Dennis Hatleli, of Lake City, is among those who signed the Land Stewardship Project's petition. He said the ban is particularly important in the wake of lawmakers' approval last year of state dollars to support Mayo Clinic's planned 20-year expansion as part of Destination Medical Center.

"In order to protect that $500 million investment that our state has made to this project and ensure the greatest positive effect of these dollars in our region, it is imperative our state does whatever is necessary to keep silica-sand mining out of southern Minnesota," he said.

But industrial sand producers warn that if the governor were to impose a ban on mining under the Critical Areas Act, the impact could extend far beyond mining. Minnesota Industrial Sand Council's Executive Director Dennis Egan said that provision could affect other types of development, which could hurt Rochester's Destination Medical Center efforts.

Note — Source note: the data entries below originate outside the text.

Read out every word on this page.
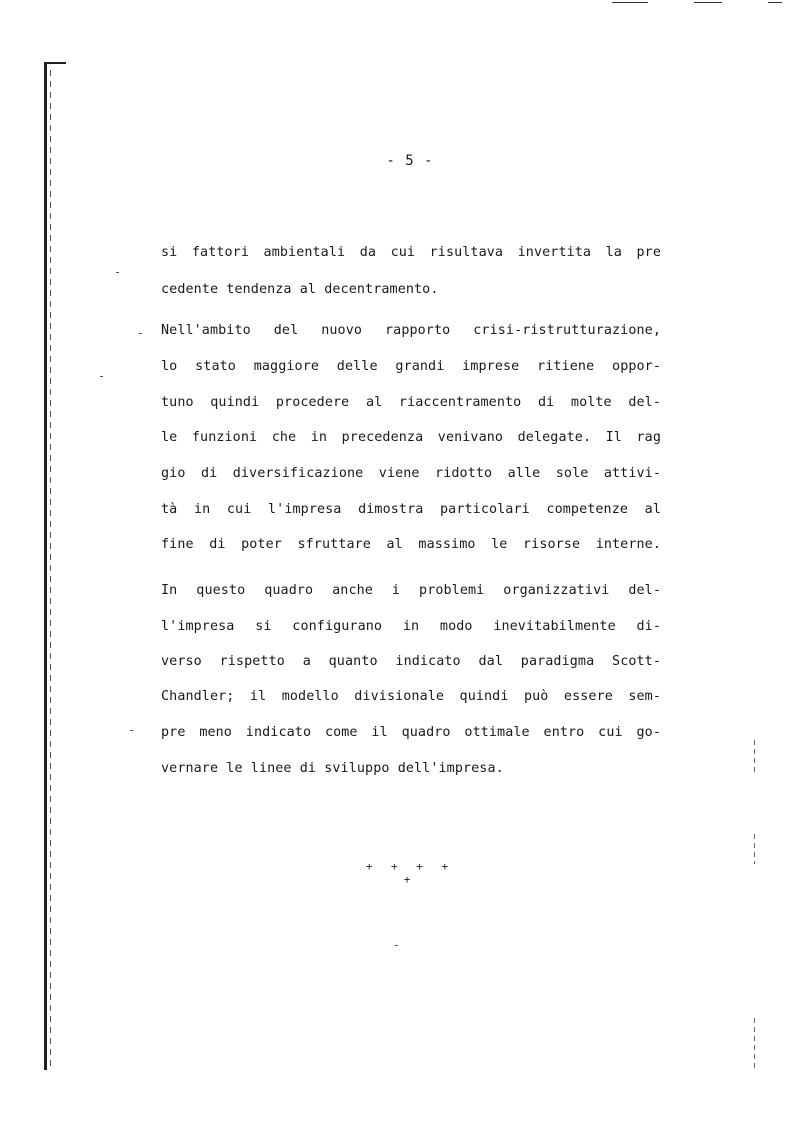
- 5 -
si fattori ambientali da cui risultava invertita la pre
cedente tendenza al decentramento.
Nell'ambito del nuovo rapporto crisi-ristrutturazione,
lo stato maggiore delle grandi imprese ritiene oppor-
tuno quindi procedere al riaccentramento di molte del-
le funzioni che in precedenza venivano delegate. Il rag
gio di diversificazione viene ridotto alle sole attivi-
tà in cui l'impresa dimostra particolari competenze al
fine di poter sfruttare al massimo le risorse interne.
In questo quadro anche i problemi organizzativi del-
l'impresa si configurano in modo inevitabilmente di-
verso rispetto a quanto indicato dal paradigma Scott-
Chandler; il modello divisionale quindi può essere sem-
pre meno indicato come il quadro ottimale entro cui go-
vernare le linee di sviluppo dell'impresa.
+ + + + +
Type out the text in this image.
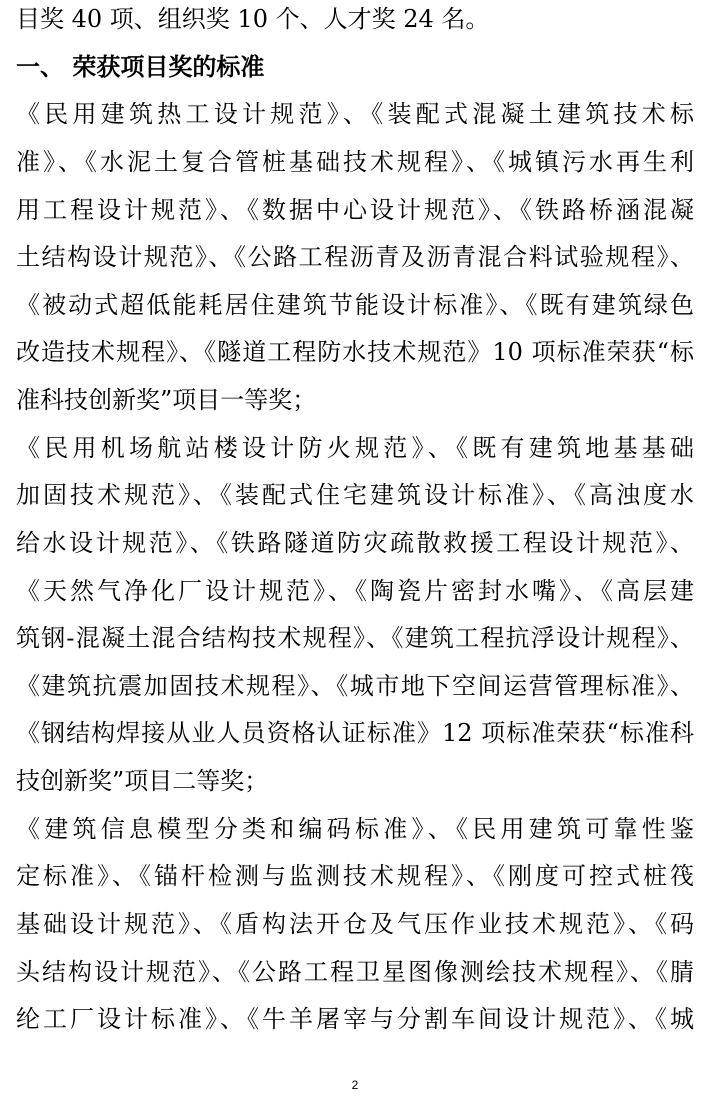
目奖 40 项、组织奖 10 个、人才奖 24 名。
一、 荣获项目奖的标准
《民用建筑热工设计规范》、《装配式混凝土建筑技术标
准》、《水泥土复合管桩基础技术规程》、《城镇污水再生利
用工程设计规范》、《数据中心设计规范》、《铁路桥涵混凝
土结构设计规范》、《公路工程沥青及沥青混合料试验规程》、
《被动式超低能耗居住建筑节能设计标准》、《既有建筑绿色
改造技术规程》、《隧道工程防水技术规范》10 项标准荣获“标
准科技创新奖”项目一等奖；
《民用机场航站楼设计防火规范》、《既有建筑地基基础
加固技术规范》、《装配式住宅建筑设计标准》、《高浊度水
给水设计规范》、《铁路隧道防灾疏散救援工程设计规范》、
《天然气净化厂设计规范》、《陶瓷片密封水嘴》、《高层建
筑钢-混凝土混合结构技术规程》、《建筑工程抗浮设计规程》、
《建筑抗震加固技术规程》、《城市地下空间运营管理标准》、
《钢结构焊接从业人员资格认证标准》12 项标准荣获“标准科
技创新奖”项目二等奖；
《建筑信息模型分类和编码标准》、《民用建筑可靠性鉴
定标准》、《锚杆检测与监测技术规程》、《刚度可控式桩筏
基础设计规范》、《盾构法开仓及气压作业技术规范》、《码
头结构设计规范》、《公路工程卫星图像测绘技术规程》、《腈
纶工厂设计标准》、《牛羊屠宰与分割车间设计规范》、《城
2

"If the governor were to move forward with the Critical Areas Act, it would have an impact on development in Rochester," he said. "It's another layer of state oversight for communities in southeast Minnesota if this were to be enacted."

Egan also pointed to a package of toughened regulations passed last session for silica-sand mining development. He noted that legislation allows local governments to extend their mining moratoriums beyond the previous two-year limit to three years. His group is asking the governor to allow those newly passed laws to work.

But Marilyn Frauenkron Bayer, of rural Houston, said the state cannot afford to wait when it comes to silica sand mining.

"Action is needed, because the frac-sand mining destroys the land, puts our aquifers at risk, decreases home values, pollutes our water and air along with who knows what unintended consequences," she said. "And for what? Short-term profits for a few mostly outside investors who will leave us with their mess."